Component A for the HOOK would be bought from an outside supplier for K1.44 per unit and
25% of all units of this component purchased would be wasted. Each HOOK would require 7.5
units of Component A (before taking account of the wasted units). Each HOOK would also require
one unit of Component B, which would be produced in-house by Taonga. The production costs
for Component B would be K6 per unit (variable) plus a set-up cost of K36,000 per 8,000 units
of the component. Labour input per HOOK would be 1.5 direct labour hours at an hourly wage
rate of K9. All production overhead costs are charged to products on a direct labour hour basis.
Fixed and variable overheads are charged at separate hourly rates. The fixed overhead rate is
determined on the basis of the normal monthly average activity level, which is 12,500 direct labour
hours.

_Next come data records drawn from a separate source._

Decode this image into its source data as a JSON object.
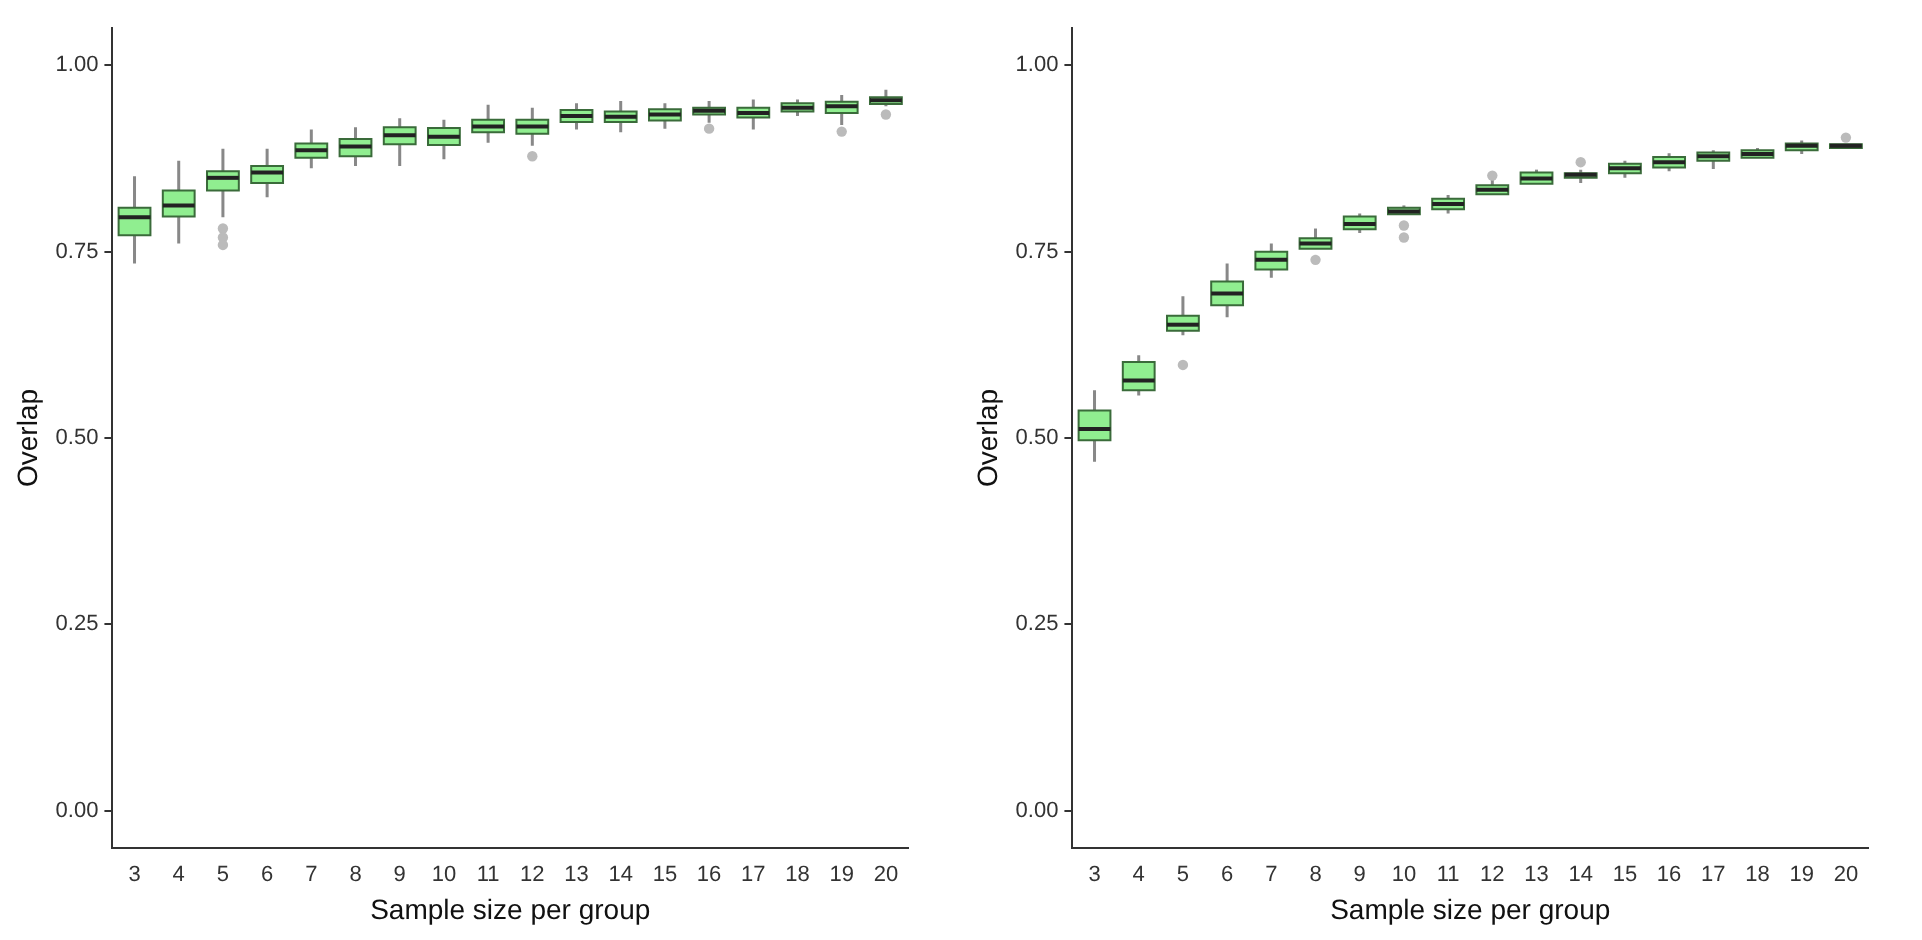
{
  "chart_data": [
    {
      "type": "box",
      "xlabel": "Sample size per group",
      "ylabel": "Overlap",
      "categories": [
        "3",
        "4",
        "5",
        "6",
        "7",
        "8",
        "9",
        "10",
        "11",
        "12",
        "13",
        "14",
        "15",
        "16",
        "17",
        "18",
        "19",
        "20"
      ],
      "ylim": [
        -0.05,
        1.05
      ],
      "yticks": [
        {
          "value": 0,
          "label": "0.00"
        },
        {
          "value": 0.25,
          "label": "0.25"
        },
        {
          "value": 0.5,
          "label": "0.50"
        },
        {
          "value": 0.75,
          "label": "0.75"
        },
        {
          "value": 1,
          "label": "1.00"
        }
      ],
      "grid": false,
      "series": [
        {
          "color": "#90ee90",
          "boxes": [
            {
              "low": 0.734,
              "q1": 0.772,
              "median": 0.796,
              "q3": 0.809,
              "high": 0.851
            },
            {
              "low": 0.761,
              "q1": 0.797,
              "median": 0.812,
              "q3": 0.832,
              "high": 0.872
            },
            {
              "low": 0.796,
              "q1": 0.832,
              "median": 0.849,
              "q3": 0.858,
              "high": 0.888,
              "outliers": [
                0.781,
                0.769,
                0.759
              ]
            },
            {
              "low": 0.823,
              "q1": 0.842,
              "median": 0.856,
              "q3": 0.865,
              "high": 0.888
            },
            {
              "low": 0.862,
              "q1": 0.876,
              "median": 0.886,
              "q3": 0.895,
              "high": 0.914
            },
            {
              "low": 0.865,
              "q1": 0.878,
              "median": 0.891,
              "q3": 0.901,
              "high": 0.917
            },
            {
              "low": 0.865,
              "q1": 0.894,
              "median": 0.906,
              "q3": 0.917,
              "high": 0.929
            },
            {
              "low": 0.874,
              "q1": 0.893,
              "median": 0.904,
              "q3": 0.916,
              "high": 0.927
            },
            {
              "low": 0.896,
              "q1": 0.91,
              "median": 0.918,
              "q3": 0.927,
              "high": 0.947
            },
            {
              "low": 0.892,
              "q1": 0.908,
              "median": 0.918,
              "q3": 0.927,
              "high": 0.943,
              "outliers": [
                0.878
              ]
            },
            {
              "low": 0.914,
              "q1": 0.924,
              "median": 0.932,
              "q3": 0.94,
              "high": 0.949
            },
            {
              "low": 0.91,
              "q1": 0.924,
              "median": 0.931,
              "q3": 0.938,
              "high": 0.952
            },
            {
              "low": 0.915,
              "q1": 0.926,
              "median": 0.934,
              "q3": 0.941,
              "high": 0.949
            },
            {
              "low": 0.923,
              "q1": 0.934,
              "median": 0.939,
              "q3": 0.943,
              "high": 0.952,
              "outliers": [
                0.915
              ]
            },
            {
              "low": 0.914,
              "q1": 0.93,
              "median": 0.936,
              "q3": 0.943,
              "high": 0.954
            },
            {
              "low": 0.932,
              "q1": 0.938,
              "median": 0.943,
              "q3": 0.949,
              "high": 0.954
            },
            {
              "low": 0.92,
              "q1": 0.936,
              "median": 0.945,
              "q3": 0.951,
              "high": 0.96,
              "outliers": [
                0.911
              ]
            },
            {
              "low": 0.945,
              "q1": 0.948,
              "median": 0.953,
              "q3": 0.957,
              "high": 0.967,
              "outliers": [
                0.934
              ]
            }
          ]
        }
      ]
    },
    {
      "type": "box",
      "xlabel": "Sample size per group",
      "ylabel": "Overlap",
      "categories": [
        "3",
        "4",
        "5",
        "6",
        "7",
        "8",
        "9",
        "10",
        "11",
        "12",
        "13",
        "14",
        "15",
        "16",
        "17",
        "18",
        "19",
        "20"
      ],
      "ylim": [
        -0.05,
        1.05
      ],
      "yticks": [
        {
          "value": 0,
          "label": "0.00"
        },
        {
          "value": 0.25,
          "label": "0.25"
        },
        {
          "value": 0.5,
          "label": "0.50"
        },
        {
          "value": 0.75,
          "label": "0.75"
        },
        {
          "value": 1,
          "label": "1.00"
        }
      ],
      "grid": false,
      "series": [
        {
          "color": "#90ee90",
          "boxes": [
            {
              "low": 0.468,
              "q1": 0.497,
              "median": 0.512,
              "q3": 0.537,
              "high": 0.564
            },
            {
              "low": 0.557,
              "q1": 0.564,
              "median": 0.577,
              "q3": 0.602,
              "high": 0.611
            },
            {
              "low": 0.638,
              "q1": 0.644,
              "median": 0.652,
              "q3": 0.664,
              "high": 0.69,
              "outliers": [
                0.598
              ]
            },
            {
              "low": 0.662,
              "q1": 0.678,
              "median": 0.694,
              "q3": 0.71,
              "high": 0.734
            },
            {
              "low": 0.715,
              "q1": 0.726,
              "median": 0.739,
              "q3": 0.75,
              "high": 0.761
            },
            {
              "low": 0.754,
              "q1": 0.754,
              "median": 0.761,
              "q3": 0.768,
              "high": 0.781,
              "outliers": [
                0.739
              ]
            },
            {
              "low": 0.775,
              "q1": 0.78,
              "median": 0.787,
              "q3": 0.797,
              "high": 0.801
            },
            {
              "low": 0.8,
              "q1": 0.8,
              "median": 0.804,
              "q3": 0.809,
              "high": 0.812,
              "outliers": [
                0.785,
                0.769
              ]
            },
            {
              "low": 0.801,
              "q1": 0.807,
              "median": 0.814,
              "q3": 0.821,
              "high": 0.826
            },
            {
              "low": 0.827,
              "q1": 0.827,
              "median": 0.833,
              "q3": 0.839,
              "high": 0.848,
              "outliers": [
                0.852
              ]
            },
            {
              "low": 0.841,
              "q1": 0.841,
              "median": 0.848,
              "q3": 0.856,
              "high": 0.86
            },
            {
              "low": 0.842,
              "q1": 0.849,
              "median": 0.853,
              "q3": 0.855,
              "high": 0.86,
              "outliers": [
                0.87
              ]
            },
            {
              "low": 0.849,
              "q1": 0.855,
              "median": 0.862,
              "q3": 0.868,
              "high": 0.872
            },
            {
              "low": 0.858,
              "q1": 0.863,
              "median": 0.87,
              "q3": 0.877,
              "high": 0.882
            },
            {
              "low": 0.861,
              "q1": 0.872,
              "median": 0.878,
              "q3": 0.883,
              "high": 0.886
            },
            {
              "low": 0.876,
              "q1": 0.876,
              "median": 0.881,
              "q3": 0.886,
              "high": 0.889
            },
            {
              "low": 0.881,
              "q1": 0.886,
              "median": 0.892,
              "q3": 0.895,
              "high": 0.899
            },
            {
              "low": 0.889,
              "q1": 0.889,
              "median": 0.892,
              "q3": 0.894,
              "high": 0.894,
              "outliers": [
                0.903
              ]
            }
          ]
        }
      ]
    }
  ]
}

The following data is available for the two months of last year which represented the highest
and lowest levels of activity in that year:
July October
Direct labour hours 10,00018,000
Production overheads K252,500 K404,500
Required
Prepare a memo for the Chief Executive Officer in which you:
a. Identify the target cost gap in relation to the HOOK, on the basis of the target costing
system in use at Taonga.
b. Make recommendations as to how the target costing system should be modified.
c. Point out why target costing may be preferred method of determining the cost of a product
or service compared to the traditional way of determining the cost of a product.